Menurut madzhab Hanbali: Apabila sebagian aurat terbuka dengan tanpa sengaja, kalau terbukanya itu hanya sedikit, maka tidaklah batal shalatnya, sekalipun terbukanya cukup lama. Jika yang terbuka cukup lebar, oleh angin umpamanya, akan tetapi seketika itu juga ditutup kembali tanpa menimbulkan banyak gerak, maka tidaklah batal shalatnya, sekalipun seluruh auratnya terbuka. Tapi kalau tidak segera ditutup, maka shalatnya pun menjadi batal. Kemudian jika auratnya dengan sengaja dibuka, maka mutlak shalatnya menjadi batal.
Menurut madzhab Maliki: Jika yang terbuka itu aurat mughallazhah maka batallah shalatnya.
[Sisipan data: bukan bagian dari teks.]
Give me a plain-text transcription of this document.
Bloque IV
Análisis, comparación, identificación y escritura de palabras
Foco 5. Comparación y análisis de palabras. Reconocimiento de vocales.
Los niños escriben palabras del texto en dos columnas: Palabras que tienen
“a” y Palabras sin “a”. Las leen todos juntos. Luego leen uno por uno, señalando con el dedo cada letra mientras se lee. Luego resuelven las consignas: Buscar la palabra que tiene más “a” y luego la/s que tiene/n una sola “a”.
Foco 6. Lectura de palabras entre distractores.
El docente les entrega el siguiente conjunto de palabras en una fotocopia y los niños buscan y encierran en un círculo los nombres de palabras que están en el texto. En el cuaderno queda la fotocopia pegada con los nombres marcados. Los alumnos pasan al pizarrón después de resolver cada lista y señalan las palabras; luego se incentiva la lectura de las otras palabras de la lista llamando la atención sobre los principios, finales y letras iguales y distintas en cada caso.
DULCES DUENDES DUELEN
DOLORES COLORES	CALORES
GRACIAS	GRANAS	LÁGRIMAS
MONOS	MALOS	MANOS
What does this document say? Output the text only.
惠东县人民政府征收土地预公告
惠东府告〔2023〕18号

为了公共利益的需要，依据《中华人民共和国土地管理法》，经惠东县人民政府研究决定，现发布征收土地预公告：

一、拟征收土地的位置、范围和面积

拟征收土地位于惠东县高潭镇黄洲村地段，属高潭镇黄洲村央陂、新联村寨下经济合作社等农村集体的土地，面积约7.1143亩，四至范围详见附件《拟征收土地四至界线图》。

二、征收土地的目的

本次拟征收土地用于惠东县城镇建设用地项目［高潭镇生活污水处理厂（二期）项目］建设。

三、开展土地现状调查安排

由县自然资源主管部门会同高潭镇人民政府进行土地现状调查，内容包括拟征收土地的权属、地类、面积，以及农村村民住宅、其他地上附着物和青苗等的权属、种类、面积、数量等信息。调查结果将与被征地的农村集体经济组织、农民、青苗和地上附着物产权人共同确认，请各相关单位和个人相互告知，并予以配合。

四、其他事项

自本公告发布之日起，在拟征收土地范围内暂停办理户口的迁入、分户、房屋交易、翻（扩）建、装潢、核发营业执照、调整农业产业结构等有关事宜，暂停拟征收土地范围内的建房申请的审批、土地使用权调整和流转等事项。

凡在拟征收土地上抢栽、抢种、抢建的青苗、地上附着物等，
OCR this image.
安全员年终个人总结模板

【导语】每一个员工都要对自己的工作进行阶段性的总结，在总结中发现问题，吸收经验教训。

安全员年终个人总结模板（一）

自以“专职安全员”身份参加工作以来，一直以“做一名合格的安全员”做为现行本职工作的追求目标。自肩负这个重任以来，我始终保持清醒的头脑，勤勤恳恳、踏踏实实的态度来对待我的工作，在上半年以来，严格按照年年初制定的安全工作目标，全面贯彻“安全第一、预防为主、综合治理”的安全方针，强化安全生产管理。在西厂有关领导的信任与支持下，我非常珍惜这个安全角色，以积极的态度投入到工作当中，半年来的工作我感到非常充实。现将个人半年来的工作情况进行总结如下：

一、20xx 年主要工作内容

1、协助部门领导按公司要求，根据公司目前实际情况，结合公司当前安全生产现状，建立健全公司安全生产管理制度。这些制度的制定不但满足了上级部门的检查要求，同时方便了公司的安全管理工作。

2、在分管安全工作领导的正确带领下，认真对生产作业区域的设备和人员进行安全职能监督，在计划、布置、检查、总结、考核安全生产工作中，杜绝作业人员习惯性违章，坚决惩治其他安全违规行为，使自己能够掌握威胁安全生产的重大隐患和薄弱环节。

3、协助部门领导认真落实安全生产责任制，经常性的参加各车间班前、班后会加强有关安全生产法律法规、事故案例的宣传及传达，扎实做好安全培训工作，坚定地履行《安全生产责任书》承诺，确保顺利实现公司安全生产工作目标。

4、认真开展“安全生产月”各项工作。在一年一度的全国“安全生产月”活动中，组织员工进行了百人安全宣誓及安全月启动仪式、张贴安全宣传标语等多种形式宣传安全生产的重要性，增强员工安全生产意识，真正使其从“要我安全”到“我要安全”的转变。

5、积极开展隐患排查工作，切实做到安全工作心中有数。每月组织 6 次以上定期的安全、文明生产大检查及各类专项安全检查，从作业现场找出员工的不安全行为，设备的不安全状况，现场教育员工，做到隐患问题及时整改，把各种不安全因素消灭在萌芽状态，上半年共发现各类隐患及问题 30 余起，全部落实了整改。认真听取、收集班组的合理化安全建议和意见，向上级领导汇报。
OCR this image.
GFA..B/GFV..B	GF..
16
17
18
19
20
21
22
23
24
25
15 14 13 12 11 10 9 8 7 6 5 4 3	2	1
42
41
Jadi, kalau seseorang itu saat memulai shalatnya keadaan auratnya tertutup dengan sempurna, lalu penutup itu jatuh di tengah-tengah shalat, maka shalatnya pun menjadi batal, dan wajib diulang kembali. Demikian menurut pendapat yang masyhur di dalam madzhab ini.
Masalah
Terdapat dua masalah yang patut dicermati terkait hal ini:
1. Bagaimanakah hukumnya jika wanita melihat aurat wanita lain atau laki-laki yang bukan muhrim, sedangkan aurat itu telah terpisah dari tubuh?
Menurut madzhab Hanbali, aurat yang sudah terpisah dari tubuh tidaklah haram dilihat. Karena dengan terlepasnya itu telah hilang pula kehormatannya.
Menurut madzhab Maliki, aurat yang sudah terpisah dari tubuh, sedangkan berpisahnya pada saat pemiliknya masih hidup, maka boleh dilihat. Adapun kalau berpisahnya itu sesudah pemiliknya meninggal dunia, maka hukumnya masih tetap seperti saat ini menempel di tubuh. Jadi, tetap haram dilihat.
2. Bagaimanakah hukumnya jika wanita memandang remaja laki-laki (yang kumis dan janggutnya beum tumbuh), sedang remaja itu cukup menarik?
Dalam kitab Fiqh 'ala al-Madzahib al-Arba'ah dikatakan: Melihat remaja putra yang kumis dan janggutnya belum tumbuh, baik bagi laki-laki maupun perempuan, hukumnya adalah haram. Hal ini bila remaja itu dianggap cukup menarik hati. Tetapi jika melihatnya itu tidak dimaksudkan untuk memperoleh kenikmatan (birahi), maka boleh saja, dengan catatan tidak dikhawatirkan akan menimbulkan fitnah.
Catatan:
Tiap-tiap yang haram dilihat, maka haram pula menyentuhnya tanpa penghalang, sekalipun tanpa syahwat.